# Bristlenose Pleco with white patches that fade in/out over time



## eklikewhoa (Aug 29, 2006)

I've seen my BN do that and it seems to be all mood dependent.


----------



## TheNailman (Feb 3, 2011)

same. mood or stress perhaps?


----------



## cHiBi_sCeNe (May 22, 2011)

Mine does that too. It is nothing at all to worry about. It is just normal colors that come and go depending on the mood of the fish. I have a bristlenose exactly like yours,
and as long as there is no itching (rubbing on tank objects), and the water quality is good then there is nothing to worry about.


----------



## WhiskeyD (May 10, 2009)

It could very well be stress related. Sometimes they seem to flare up after a water change. I don't buffer this tank very much with crushed coral like I do my 180g so the pH drops from 7.0 out of the tap to about 6.6 in the tank. My water has 0 hardness out of the tap so without any CC buffering it, it crashes to a 5.8/6.0. I buffer my 180G so it stays at a constant 7.0 like the tap water but I found it was a lot trickier(?) to keep the 29G stable at 7.0 so I settled with just one tablespoon of CC which gave me a stable 6.6. If the spots are caused by stress, I bet it has to do with this. 

Then again.... I only change the water every two weeks in this tank since it has a very low bio load with only 5 tetras, a guppy, and the pleco. So the pH swing doesn't happen very often, I would think if the spots were caused by the stress of a W/C they would disappear by the time the next W/C came around.


----------



## WhiskeyD (May 10, 2009)

cHiBi_sCeNe said:


> Mine does that too. It is nothing at all to worry about. It is just normal colors that come and go depending on the mood of the fish. I have a bristlenose exactly like yours,
> and as long as there is no itching (rubbing on tank objects), and the water quality is good then there is nothing to worry about.

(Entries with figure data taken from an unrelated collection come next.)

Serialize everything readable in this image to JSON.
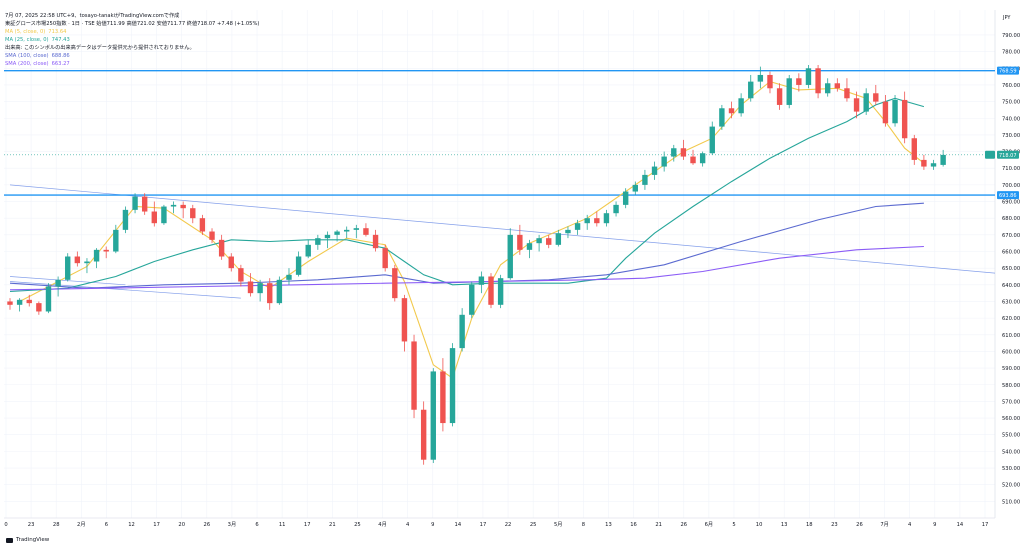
{
  "header": {
    "timestamp": "7月 07, 2025 22:58 UTC+9、tosayo-tanakiがTradingView.comで作成",
    "ohlc_line": "東証グロース市場250指数 · 1日 · TSE  始値711.99  高値721.02  安値711.77  終値718.07  +7.48 (+1.05%)",
    "indicators": [
      {
        "label": "MA (5, close, 0)",
        "value": "713.64",
        "color": "#f2c94c"
      },
      {
        "label": "MA (25, close, 0)",
        "value": "747.43",
        "color": "#26a69a"
      },
      {
        "label": "出来高: このシンボルの出来高データはデータ提供元から提供されておりません。",
        "value": "",
        "color": "#131722"
      },
      {
        "label": "SMA (100, close)",
        "value": "688.86",
        "color": "#5b6ad0"
      },
      {
        "label": "SMA (200, close)",
        "value": "663.27",
        "color": "#8b5cf6"
      }
    ]
  },
  "footer": {
    "brand": "TradingView"
  },
  "chart_data": {
    "type": "candlestick",
    "currency": "JPY",
    "ylim": [
      500,
      805
    ],
    "y_ticks": [
      510,
      520,
      530,
      540,
      550,
      560,
      570,
      580,
      590,
      600,
      610,
      620,
      630,
      640,
      650,
      660,
      670,
      680,
      690,
      700,
      710,
      720,
      730,
      740,
      750,
      760,
      770,
      780,
      790
    ],
    "x_ticks": [
      "0",
      "23",
      "28",
      "2月",
      "6",
      "12",
      "17",
      "20",
      "26",
      "3月",
      "6",
      "11",
      "17",
      "21",
      "25",
      "4月",
      "4",
      "9",
      "14",
      "17",
      "22",
      "25",
      "5月",
      "8",
      "13",
      "16",
      "21",
      "26",
      "6月",
      "5",
      "10",
      "13",
      "18",
      "23",
      "26",
      "7月",
      "4",
      "9",
      "14",
      "17"
    ],
    "horizontal_lines": [
      {
        "value": 768.59,
        "label": "768.59",
        "color": "#2196f3"
      },
      {
        "value": 693.86,
        "label": "693.86",
        "color": "#2196f3"
      }
    ],
    "last_price": {
      "value": 718.07,
      "label": "718.07",
      "color": "#26a69a"
    },
    "ohlc": [
      [
        630,
        632,
        625,
        628
      ],
      [
        628,
        632,
        624,
        631
      ],
      [
        631,
        634,
        627,
        629
      ],
      [
        629,
        630,
        622,
        624
      ],
      [
        624,
        641,
        623,
        639
      ],
      [
        639,
        645,
        633,
        643
      ],
      [
        643,
        659,
        642,
        657
      ],
      [
        657,
        660,
        651,
        653
      ],
      [
        653,
        656,
        647,
        654
      ],
      [
        654,
        662,
        650,
        661
      ],
      [
        661,
        663,
        656,
        660
      ],
      [
        660,
        676,
        659,
        673
      ],
      [
        673,
        687,
        671,
        685
      ],
      [
        685,
        695,
        683,
        693
      ],
      [
        693,
        695,
        682,
        684
      ],
      [
        684,
        690,
        675,
        677
      ],
      [
        677,
        688,
        676,
        687
      ],
      [
        687,
        690,
        683,
        688
      ],
      [
        688,
        690,
        680,
        686
      ],
      [
        686,
        688,
        677,
        680
      ],
      [
        680,
        682,
        670,
        672
      ],
      [
        672,
        674,
        665,
        667
      ],
      [
        667,
        670,
        655,
        657
      ],
      [
        657,
        659,
        648,
        650
      ],
      [
        650,
        652,
        639,
        642
      ],
      [
        642,
        647,
        633,
        635
      ],
      [
        635,
        643,
        630,
        641
      ],
      [
        641,
        644,
        625,
        629
      ],
      [
        629,
        645,
        628,
        643
      ],
      [
        643,
        650,
        640,
        646
      ],
      [
        646,
        660,
        645,
        657
      ],
      [
        657,
        667,
        656,
        664
      ],
      [
        664,
        670,
        661,
        668
      ],
      [
        668,
        672,
        662,
        670
      ],
      [
        670,
        673,
        666,
        672
      ],
      [
        672,
        675,
        668,
        673
      ],
      [
        673,
        676,
        668,
        674
      ],
      [
        674,
        677,
        669,
        670
      ],
      [
        670,
        673,
        660,
        662
      ],
      [
        662,
        664,
        648,
        650
      ],
      [
        650,
        652,
        630,
        632
      ],
      [
        632,
        634,
        600,
        606
      ],
      [
        606,
        610,
        560,
        565
      ],
      [
        565,
        570,
        532,
        535
      ],
      [
        535,
        590,
        533,
        588
      ],
      [
        588,
        596,
        552,
        557
      ],
      [
        557,
        605,
        555,
        602
      ],
      [
        602,
        626,
        600,
        622
      ],
      [
        622,
        642,
        620,
        640
      ],
      [
        640,
        648,
        635,
        645
      ],
      [
        645,
        647,
        626,
        628
      ],
      [
        628,
        646,
        626,
        644
      ],
      [
        644,
        674,
        643,
        670
      ],
      [
        670,
        676,
        658,
        661
      ],
      [
        661,
        667,
        656,
        665
      ],
      [
        665,
        670,
        660,
        668
      ],
      [
        668,
        670,
        662,
        664
      ],
      [
        664,
        673,
        663,
        671
      ],
      [
        671,
        675,
        668,
        673
      ],
      [
        673,
        679,
        670,
        677
      ],
      [
        677,
        682,
        673,
        680
      ],
      [
        680,
        684,
        675,
        677
      ],
      [
        677,
        685,
        675,
        683
      ],
      [
        683,
        690,
        681,
        688
      ],
      [
        688,
        698,
        686,
        696
      ],
      [
        696,
        702,
        694,
        700
      ],
      [
        700,
        709,
        697,
        706
      ],
      [
        706,
        714,
        703,
        711
      ],
      [
        711,
        720,
        708,
        717
      ],
      [
        717,
        724,
        714,
        722
      ],
      [
        722,
        727,
        715,
        717
      ],
      [
        717,
        721,
        712,
        713
      ],
      [
        713,
        720,
        711,
        719
      ],
      [
        719,
        738,
        718,
        735
      ],
      [
        735,
        748,
        733,
        746
      ],
      [
        746,
        750,
        740,
        743
      ],
      [
        743,
        755,
        741,
        752
      ],
      [
        752,
        766,
        750,
        762
      ],
      [
        762,
        771,
        758,
        766
      ],
      [
        766,
        768,
        755,
        758
      ],
      [
        758,
        761,
        745,
        748
      ],
      [
        748,
        766,
        746,
        764
      ],
      [
        764,
        767,
        756,
        760
      ],
      [
        760,
        772,
        758,
        770
      ],
      [
        770,
        772,
        752,
        755
      ],
      [
        755,
        764,
        753,
        761
      ],
      [
        761,
        764,
        756,
        758
      ],
      [
        758,
        764,
        750,
        752
      ],
      [
        752,
        756,
        740,
        744
      ],
      [
        744,
        758,
        742,
        755
      ],
      [
        755,
        760,
        748,
        750
      ],
      [
        750,
        754,
        735,
        737
      ],
      [
        737,
        754,
        735,
        751
      ],
      [
        751,
        756,
        725,
        728
      ],
      [
        728,
        730,
        712,
        715
      ],
      [
        715,
        718,
        709,
        711
      ],
      [
        711,
        715,
        709,
        713
      ],
      [
        712,
        721,
        711,
        718
      ]
    ],
    "ma_lines": [
      {
        "name": "MA (5, close, 0)",
        "color": "#f2c94c",
        "points": [
          [
            1,
            630
          ],
          [
            8,
            651
          ],
          [
            13,
            687
          ],
          [
            16,
            686
          ],
          [
            21,
            667
          ],
          [
            24,
            648
          ],
          [
            27,
            638
          ],
          [
            31,
            654
          ],
          [
            35,
            668
          ],
          [
            39,
            664
          ],
          [
            41,
            642
          ],
          [
            44,
            592
          ],
          [
            46,
            584
          ],
          [
            48,
            620
          ],
          [
            51,
            652
          ],
          [
            54,
            665
          ],
          [
            60,
            680
          ],
          [
            64,
            696
          ],
          [
            70,
            720
          ],
          [
            73,
            728
          ],
          [
            76,
            748
          ],
          [
            79,
            762
          ],
          [
            82,
            757
          ],
          [
            86,
            758
          ],
          [
            89,
            752
          ],
          [
            91,
            738
          ],
          [
            93,
            722
          ],
          [
            95,
            713
          ]
        ]
      },
      {
        "name": "MA (25, close, 0)",
        "color": "#26a69a",
        "points": [
          [
            0,
            636
          ],
          [
            6,
            638
          ],
          [
            11,
            645
          ],
          [
            15,
            654
          ],
          [
            19,
            661
          ],
          [
            23,
            667
          ],
          [
            27,
            666
          ],
          [
            31,
            667
          ],
          [
            35,
            667
          ],
          [
            39,
            662
          ],
          [
            41,
            654
          ],
          [
            43,
            646
          ],
          [
            46,
            640
          ],
          [
            50,
            641
          ],
          [
            54,
            641
          ],
          [
            58,
            641
          ],
          [
            62,
            644
          ],
          [
            64,
            656
          ],
          [
            67,
            671
          ],
          [
            71,
            687
          ],
          [
            75,
            702
          ],
          [
            79,
            716
          ],
          [
            83,
            728
          ],
          [
            87,
            738
          ],
          [
            90,
            748
          ],
          [
            92,
            752
          ],
          [
            95,
            747
          ]
        ]
      },
      {
        "name": "SMA (100, close)",
        "color": "#5b6ad0",
        "points": [
          [
            0,
            641
          ],
          [
            8,
            638
          ],
          [
            16,
            640
          ],
          [
            24,
            641
          ],
          [
            32,
            643
          ],
          [
            39,
            646
          ],
          [
            44,
            641
          ],
          [
            50,
            642
          ],
          [
            56,
            643
          ],
          [
            62,
            646
          ],
          [
            68,
            652
          ],
          [
            76,
            666
          ],
          [
            84,
            679
          ],
          [
            90,
            687
          ],
          [
            95,
            689
          ]
        ]
      },
      {
        "name": "SMA (200, close)",
        "color": "#8b5cf6",
        "points": [
          [
            0,
            637
          ],
          [
            10,
            638
          ],
          [
            20,
            639
          ],
          [
            30,
            640
          ],
          [
            39,
            641
          ],
          [
            50,
            642
          ],
          [
            60,
            643
          ],
          [
            66,
            644
          ],
          [
            72,
            648
          ],
          [
            80,
            656
          ],
          [
            88,
            661
          ],
          [
            95,
            663
          ]
        ]
      }
    ],
    "trend_lines": [
      {
        "from": [
          0,
          700
        ],
        "to": [
          103,
          647
        ],
        "color": "#5b7fe3"
      },
      {
        "from": [
          0,
          642
        ],
        "to": [
          24,
          632
        ],
        "color": "#5b7fe3"
      },
      {
        "from": [
          0,
          645
        ],
        "to": [
          12,
          640
        ],
        "color": "#5b7fe3"
      }
    ],
    "up_color": "#26a69a",
    "down_color": "#ef5350"
  }
}
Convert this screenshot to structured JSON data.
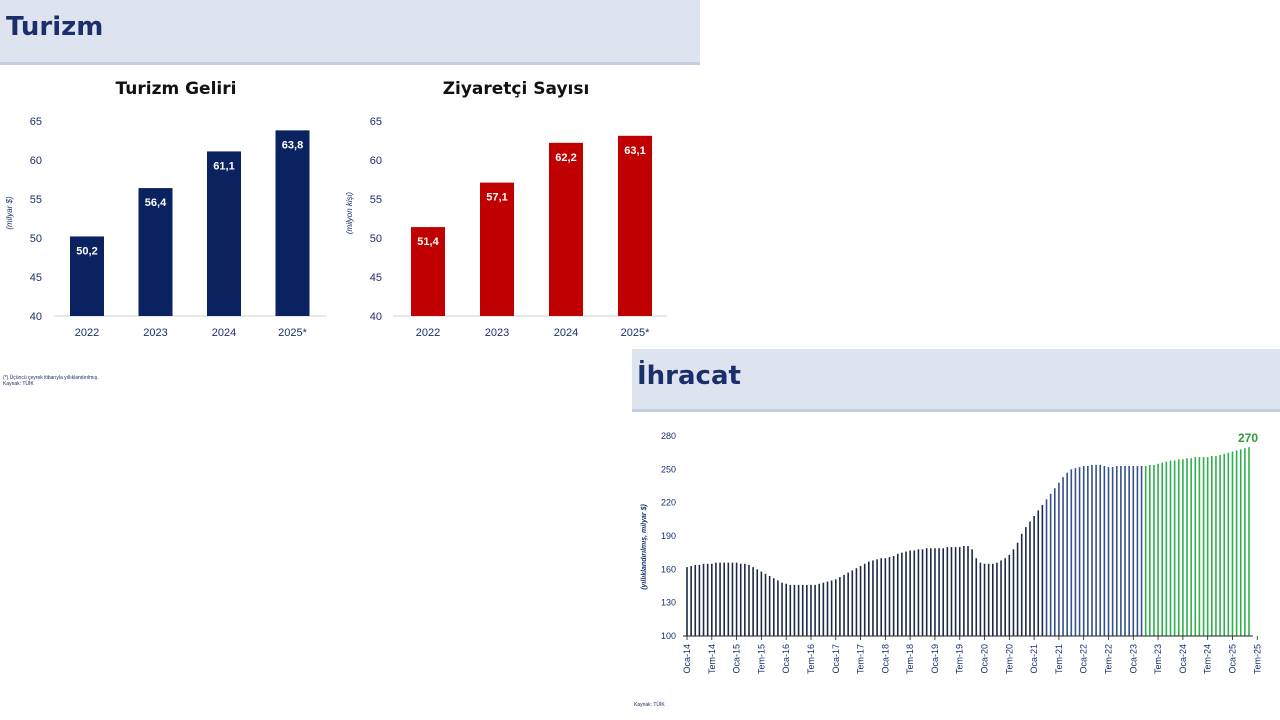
{
  "sections": {
    "turizm": {
      "title": "Turizm",
      "footnote": "(*) Üçüncü çeyrek itibarıyla yıllıklandırılmış.",
      "source": "Kaynak: TÜİK"
    },
    "ihracat": {
      "title": "İhracat",
      "source": "Kaynak: TÜİK"
    }
  },
  "chart_data": [
    {
      "id": "turizm-geliri",
      "type": "bar",
      "title": "Turizm Geliri",
      "ylabel": "(milyar $)",
      "categories": [
        "2022",
        "2023",
        "2024",
        "2025*"
      ],
      "values": [
        50.2,
        56.4,
        61.1,
        63.8
      ],
      "value_labels": [
        "50,2",
        "56,4",
        "61,1",
        "63,8"
      ],
      "ylim": [
        40,
        65
      ],
      "yticks": [
        40,
        45,
        50,
        55,
        60,
        65
      ],
      "color": "#0b2260"
    },
    {
      "id": "ziyaretci-sayisi",
      "type": "bar",
      "title": "Ziyaretçi Sayısı",
      "ylabel": "(milyon kişi)",
      "categories": [
        "2022",
        "2023",
        "2024",
        "2025*"
      ],
      "values": [
        51.4,
        57.1,
        62.2,
        63.1
      ],
      "value_labels": [
        "51,4",
        "57,1",
        "62,2",
        "63,1"
      ],
      "ylim": [
        40,
        65
      ],
      "yticks": [
        40,
        45,
        50,
        55,
        60,
        65
      ],
      "color": "#c00000"
    },
    {
      "id": "ihracat",
      "type": "bar",
      "ylabel": "(yıllıklandırılmış, milyar $)",
      "ylim": [
        100,
        280
      ],
      "yticks": [
        100,
        130,
        160,
        190,
        220,
        250,
        280
      ],
      "x_tick_labels": [
        "Oca-14",
        "Tem-14",
        "Oca-15",
        "Tem-15",
        "Oca-16",
        "Tem-16",
        "Oca-17",
        "Tem-17",
        "Oca-18",
        "Tem-18",
        "Oca-19",
        "Tem-19",
        "Oca-20",
        "Tem-20",
        "Oca-21",
        "Tem-21",
        "Oca-22",
        "Tem-22",
        "Oca-23",
        "Tem-23",
        "Oca-24",
        "Tem-24",
        "Oca-25",
        "Tem-25"
      ],
      "start_label": "Oca-14",
      "last_value_label": "270",
      "colors": {
        "early": "#1c2a44",
        "mid": "#34508a",
        "recent": "#2db04b",
        "last_label": "#2a9b3e"
      },
      "mid_from_index": 87,
      "recent_from_index": 111,
      "values": [
        162,
        163,
        164,
        164,
        165,
        165,
        165,
        166,
        166,
        166,
        166,
        166,
        166,
        165,
        165,
        164,
        162,
        160,
        158,
        156,
        154,
        152,
        150,
        148,
        147,
        146,
        146,
        146,
        146,
        146,
        146,
        146,
        147,
        148,
        149,
        150,
        151,
        153,
        155,
        157,
        159,
        161,
        163,
        165,
        167,
        168,
        169,
        170,
        170,
        171,
        172,
        174,
        175,
        176,
        177,
        177,
        178,
        178,
        179,
        179,
        179,
        179,
        179,
        180,
        180,
        180,
        180,
        181,
        181,
        178,
        170,
        166,
        165,
        165,
        165,
        166,
        168,
        170,
        173,
        178,
        184,
        192,
        198,
        203,
        208,
        213,
        218,
        223,
        228,
        233,
        238,
        243,
        247,
        250,
        251,
        252,
        253,
        253,
        254,
        254,
        254,
        253,
        252,
        252,
        253,
        253,
        253,
        253,
        253,
        253,
        253,
        253,
        254,
        254,
        255,
        256,
        257,
        258,
        258,
        259,
        259,
        260,
        260,
        261,
        261,
        261,
        261,
        262,
        262,
        263,
        264,
        265,
        266,
        267,
        268,
        269,
        270
      ]
    }
  ]
}
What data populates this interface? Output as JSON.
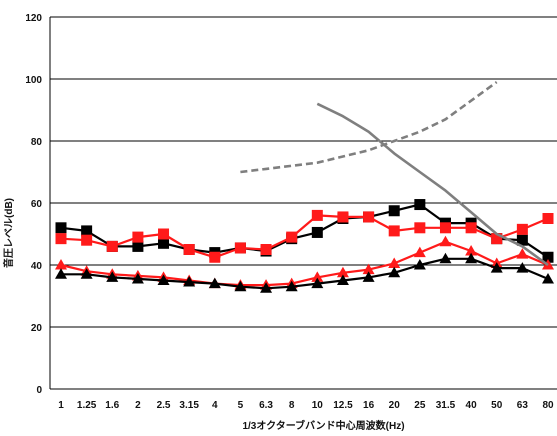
{
  "chart_data": {
    "type": "line",
    "xlabel": "1/3オクターブバンド中心周波数(Hz)",
    "ylabel": "音圧レベル(dB)",
    "ylim": [
      0,
      120
    ],
    "yticks": [
      0,
      20,
      40,
      60,
      80,
      100,
      120
    ],
    "grid": "horizontal",
    "legend": "none",
    "categories": [
      "1",
      "1.25",
      "1.6",
      "2",
      "2.5",
      "3.15",
      "4",
      "5",
      "6.3",
      "8",
      "10",
      "12.5",
      "16",
      "20",
      "25",
      "31.5",
      "40",
      "50",
      "63",
      "80"
    ],
    "series": [
      {
        "color": "#000000",
        "marker": "square",
        "line": "solid",
        "values": [
          52,
          51,
          46,
          46,
          47,
          45,
          44,
          45.5,
          44.5,
          48.5,
          50.5,
          55,
          55.5,
          57.5,
          59.5,
          53.5,
          53.5,
          48.5,
          48,
          42.5
        ]
      },
      {
        "color": "#ff1a1a",
        "marker": "square",
        "line": "solid",
        "values": [
          48.5,
          48,
          46,
          49,
          50,
          45,
          42.5,
          45.5,
          45,
          49,
          56,
          55.5,
          55.5,
          51,
          52,
          52,
          52,
          48.5,
          51.5,
          55
        ]
      },
      {
        "color": "#ff1a1a",
        "marker": "triangle",
        "line": "solid",
        "values": [
          40,
          38,
          37,
          36.5,
          36,
          35,
          34,
          33.5,
          33.5,
          34,
          36,
          37.5,
          38.5,
          40.5,
          44,
          47.5,
          44.5,
          40.5,
          43.5,
          40
        ]
      },
      {
        "color": "#000000",
        "marker": "triangle",
        "line": "solid",
        "values": [
          37,
          37,
          36,
          35.5,
          35,
          34.5,
          34,
          33,
          32.5,
          33,
          34,
          35,
          36,
          37.5,
          40,
          42,
          42,
          39,
          39,
          35.5
        ]
      },
      {
        "color": "#7f7f7f",
        "marker": "none",
        "line": "solid",
        "values": [
          null,
          null,
          null,
          null,
          null,
          null,
          null,
          null,
          null,
          null,
          92,
          88,
          83,
          76,
          70,
          64,
          57,
          50,
          46,
          40
        ]
      },
      {
        "color": "#7f7f7f",
        "marker": "none",
        "line": "dashed",
        "values": [
          null,
          null,
          null,
          null,
          null,
          null,
          null,
          70,
          71,
          72,
          73,
          75,
          77,
          80,
          83,
          87,
          93,
          99,
          null,
          null
        ]
      }
    ]
  }
}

Thats great to hear! He seems completely happy and never shows any sign of stress. He's actually quite aggressive when it comes to defending his algae wager :red_mouth He has much more of a personality than the females in my 180


----------



## cHiBi_sCeNe (May 22, 2011)

Ok. Glad I helped.
It should be fine to move him to the 180 with the females as long as they are all healthy.
Good luck.


----------



## WhiskeyD (May 10, 2009)

Anyone else ever experience this?


----------



## bpb (Mar 8, 2011)

Mine does that too. Seems to be when he is sleeping and then awoken or startled. His nose also tends to go from yellow, to normal color. Overall he changes color quite a bit.


----------



## StygianSteel (Apr 2, 2010)

BN Plecos have a mild camouflage ability and can change their color/pattern a bit. It's nothing to be concerned about at all. When I kept em they'd do this all the time. No need to worry about him spreading anything.


----------



## garfieldnfish (Sep 25, 2010)

Nothing to worry about, except when you put him in your 180 gal with 3 females expect to need another tank for the kids. And 3 females could wear him out, causing more stress and more patches. But I bet he will be a happy guy for a while.


----------